Trace is backed by Founders, Inc

We're excited to share that Trace has been backed by Founders, Inc (f.inc).

f.inc backs bold founders building at the frontier — primarily in hardware, AI, and deep tech. Their support validates what we've been building: that hardware design is ready for the same kind of AI-native tooling that's transformed software.

The last five weeks building at Artifact, f.inc's in-person builder program at Fort Mason in San Francisco, were fundamental. Being surrounded by other hardware founders, having access to a hardware lab, and getting 1:1 time with partners who actually understand the space — it sharpened everything. The network of hardware startups we built there is something we'll carry forward.

This doesn't change what we're doing. It accelerates it. We're using this to move faster on the product, expand the team, and get Trace into the hands of more hardware teams.

We started Trace because PCB design is stuck in the past. The tools haven't meaningfully changed in decades. The workflows are manual. And the knowledge that makes a good design — the kind you can't find in any textbook — lives in the heads of engineers who are approaching retirement. It's a hard world to break into, and a hard world to move fast in even if you've been doing it for 20 years.

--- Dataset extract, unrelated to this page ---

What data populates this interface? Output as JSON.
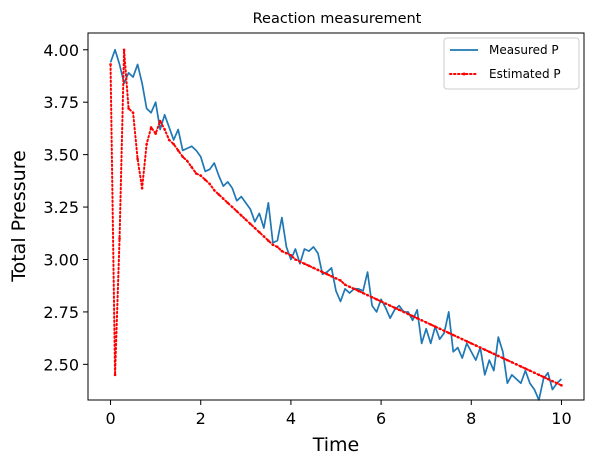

But we didn't just read about this problem — we watched it. We spent time sitting with hardware engineers while they designed PCBs. The pattern was the same every time. They'd be making progress in their EDA tool, then stop. Open Chrome. Search for a datasheet. Open another tab for a reference design. Another for component pricing. Another for an application note. Before long they'd have 15 browser tabs open, a PDF viewer, a calculator, and they'd completely lost track of where they were in the actual schematic. The real engineering kept getting interrupted by information logistics — hunting for pin mappings, cross-referencing voltage regulators, checking if a part was even in stock.

And it's not the same problem for everyone. Experienced engineers — the ones who already know how to design — they want to move faster. They want AI-powered design review that catches mistakes before they go to fab. They want supply chain awareness baked into the tool so they're not picking components that are out of stock or EOL. They want to focus on the hard architectural decisions, not the repetitive stuff they've done a thousand times. Newcomers have a completely different problem: they can't even get started. The learning curve is brutal, the tools are hostile, and the tribal knowledge that separates a working board from a broken one isn't written down anywhere. Most of them look at the barrier and choose software instead.

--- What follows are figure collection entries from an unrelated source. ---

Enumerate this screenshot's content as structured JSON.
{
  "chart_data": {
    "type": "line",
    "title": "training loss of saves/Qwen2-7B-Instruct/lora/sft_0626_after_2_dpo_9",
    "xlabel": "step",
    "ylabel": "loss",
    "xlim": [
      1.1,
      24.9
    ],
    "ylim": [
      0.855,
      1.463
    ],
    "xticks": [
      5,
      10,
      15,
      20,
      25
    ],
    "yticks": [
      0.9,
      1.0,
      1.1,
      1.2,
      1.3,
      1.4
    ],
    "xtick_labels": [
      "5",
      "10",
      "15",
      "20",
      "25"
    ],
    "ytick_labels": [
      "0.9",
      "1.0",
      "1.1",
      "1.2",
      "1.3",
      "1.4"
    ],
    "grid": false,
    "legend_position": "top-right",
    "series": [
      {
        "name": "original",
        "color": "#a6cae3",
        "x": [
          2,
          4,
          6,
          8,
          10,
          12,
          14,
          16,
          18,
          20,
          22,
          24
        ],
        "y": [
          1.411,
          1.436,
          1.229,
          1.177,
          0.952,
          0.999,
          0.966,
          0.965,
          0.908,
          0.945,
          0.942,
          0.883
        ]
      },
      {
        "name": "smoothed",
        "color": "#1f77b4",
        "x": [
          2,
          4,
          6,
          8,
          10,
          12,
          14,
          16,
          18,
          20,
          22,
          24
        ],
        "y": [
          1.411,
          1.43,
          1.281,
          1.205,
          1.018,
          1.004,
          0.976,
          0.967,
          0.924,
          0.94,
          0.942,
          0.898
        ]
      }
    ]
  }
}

Trace is for both. We put it in front of engineers and the reaction was immediate. The experienced ones told us it was an order of magnitude faster — not because the AI was doing the thinking for them, but because it eliminated all the context switching. Datasheets, component data, design rules — right there in the design environment. They could stay in flow. The newer engineers told us something different: for the first time, they could actually build something without needing years of accumulated knowledge first. The AI filled in the gaps they didn't know existed.

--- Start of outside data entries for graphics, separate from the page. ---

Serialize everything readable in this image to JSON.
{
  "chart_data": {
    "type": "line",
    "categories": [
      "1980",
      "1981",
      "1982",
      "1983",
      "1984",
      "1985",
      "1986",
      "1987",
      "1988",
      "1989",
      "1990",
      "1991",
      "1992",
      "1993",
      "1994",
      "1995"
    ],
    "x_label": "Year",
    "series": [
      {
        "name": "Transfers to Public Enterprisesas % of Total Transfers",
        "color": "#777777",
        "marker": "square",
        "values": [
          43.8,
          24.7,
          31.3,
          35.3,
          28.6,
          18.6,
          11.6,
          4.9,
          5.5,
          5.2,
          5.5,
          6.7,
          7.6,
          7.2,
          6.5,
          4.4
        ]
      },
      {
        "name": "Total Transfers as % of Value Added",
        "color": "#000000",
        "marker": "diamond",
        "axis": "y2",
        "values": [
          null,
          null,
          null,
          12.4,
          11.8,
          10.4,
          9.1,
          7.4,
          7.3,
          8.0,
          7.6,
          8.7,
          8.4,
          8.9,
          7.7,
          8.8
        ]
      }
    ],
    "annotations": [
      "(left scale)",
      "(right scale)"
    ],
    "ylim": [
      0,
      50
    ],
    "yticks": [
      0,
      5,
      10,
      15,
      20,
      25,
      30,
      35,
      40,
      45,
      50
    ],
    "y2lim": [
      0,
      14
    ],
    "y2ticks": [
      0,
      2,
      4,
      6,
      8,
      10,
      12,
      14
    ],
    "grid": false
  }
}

That was the validation we needed. Not a market report — watching real engineers go from fragmented, multi-tab chaos to focused, uninterrupted design work. What used to take weeks now takes hours.

We'll be honest: Trace isn't where it needs to be yet for someone who's never touched a PCB before. The experience for complete beginners is still rough. But that's the goal — to make hardware creation accessible to anyone with an idea, not just the people who already spent a decade learning the tools. Democratizing hardware design is a genuinely hard problem. It touches physics, manufacturing, supply chains, and decades of tribal knowledge all at once. But we've been living in this problem, and we believe we're the right team to solve it. We're just getting started.